Staff across all schools and settings use a range of national guidance to inform the curriculum. They demonstrate a strong desire to design a curriculum that takes account of the unique needs of their local community. Children and young people are learning outdoors more often. Staff use their local area well as a stimulus and context for learning. Staff in secondary schools are increasingly using local labour market intelligence to develop learner pathways.

Moving forward, staff in schools and settings should continue to take explicit account of how local, national and global issues are integral to the curriculum. Staff must ensure that the curriculum supports all children and young people to develop the skills and knowledge they will need to thrive in a rapidly changing world.

Staff regularly review the curriculum with the intention of ensuring that it meets the needs of children and young people. The most notable changes to the curriculum in the last few years have been driven by responses to the COVID-19 pandemic. For example, adaptations to the health and wellbeing curriculum are supporting children’s and young people’s mental and emotional wellbeing needs.

However, too many children and young people are not receiving breadth and depth of learning across the curriculum.  

As a priority, staff in schools and settings must ensure that all children and young people receive their full entitlement to a broad general education up to and including S3. Staff need to ensure that they provide breadth, coherence and progression of learning across all areas of the curriculum. This will help young people better as they progress from broad general education (BGE) into the senior phase. 

Senior leaders and staff have a strong understanding of the socio-economic context and needs of the communities they serve. Staff adapt specific areas of their curriculum effectively to address identified attainment gaps, and to meet the needs of learners who have additional support needs.

Senior leaders, working with staff, are particularly skilled at identifying and addressing gaps in learning that children and young people have as a result of the COVID-19 pandemic. However, they now need to increase the focus on how the curriculum is designed to raise the attainment of all and close gaps caused by socio-economic challenges.

Engaging the school community in designing the curriculum

Although senior leaders and staff do engage with and gather views from the school community in a variety of ways, they need to involve children and young people, parents and partners more in designing, evaluating and developing their curriculum. This will help ensure that they are giving children and young people a curriculum that delivers knowledge, develops skills, and fulfils the ever-changing needs of society.
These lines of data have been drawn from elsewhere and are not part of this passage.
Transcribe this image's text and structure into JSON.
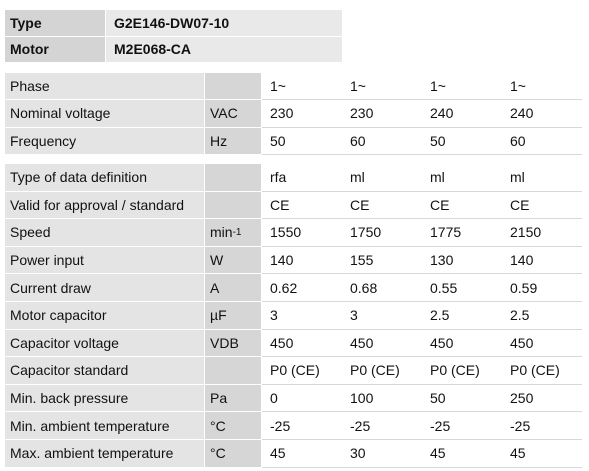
{
  "header": {
    "rows": [
      {
        "key": "Type",
        "value": "G2E146-DW07-10"
      },
      {
        "key": "Motor",
        "value": "M2E068-CA"
      }
    ]
  },
  "tables": [
    {
      "rows": [
        {
          "label": "Phase",
          "unit": "",
          "values": [
            "1~",
            "1~",
            "1~",
            "1~"
          ]
        },
        {
          "label": "Nominal voltage",
          "unit": "VAC",
          "values": [
            "230",
            "230",
            "240",
            "240"
          ]
        },
        {
          "label": "Frequency",
          "unit": "Hz",
          "values": [
            "50",
            "60",
            "50",
            "60"
          ]
        }
      ]
    },
    {
      "rows": [
        {
          "label": "Type of data definition",
          "unit": "",
          "values": [
            "rfa",
            "ml",
            "ml",
            "ml"
          ]
        },
        {
          "label": "Valid for approval / standard",
          "unit": "",
          "values": [
            "CE",
            "CE",
            "CE",
            "CE"
          ]
        },
        {
          "label": "Speed",
          "unit": "min",
          "unit_sup": "-1",
          "values": [
            "1550",
            "1750",
            "1775",
            "2150"
          ]
        },
        {
          "label": "Power input",
          "unit": "W",
          "values": [
            "140",
            "155",
            "130",
            "140"
          ]
        },
        {
          "label": "Current draw",
          "unit": "A",
          "values": [
            "0.62",
            "0.68",
            "0.55",
            "0.59"
          ]
        },
        {
          "label": "Motor capacitor",
          "unit": "µF",
          "values": [
            "3",
            "3",
            "2.5",
            "2.5"
          ]
        },
        {
          "label": "Capacitor voltage",
          "unit": "VDB",
          "values": [
            "450",
            "450",
            "450",
            "450"
          ]
        },
        {
          "label": "Capacitor standard",
          "unit": "",
          "values": [
            "P0 (CE)",
            "P0 (CE)",
            "P0 (CE)",
            "P0 (CE)"
          ]
        },
        {
          "label": "Min. back pressure",
          "unit": "Pa",
          "values": [
            "0",
            "100",
            "50",
            "250"
          ]
        },
        {
          "label": "Min. ambient temperature",
          "unit": "°C",
          "values": [
            "-25",
            "-25",
            "-25",
            "-25"
          ]
        },
        {
          "label": "Max. ambient temperature",
          "unit": "°C",
          "values": [
            "45",
            "30",
            "45",
            "45"
          ]
        }
      ]
    }
  ]
}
Local authorities and national bodies should support senior leaders and staff to do this by ensuring that they produce clear structures, guidance, resources and appropriate professional learning across all curriculum areas and subjects.

Staff in schools and settings should continue to set curricular improvement priorities which are specifically related to their own context. These should support children and young people to build on their prior learning and promote high-quality learning experiences which are relevant and meet individual needs.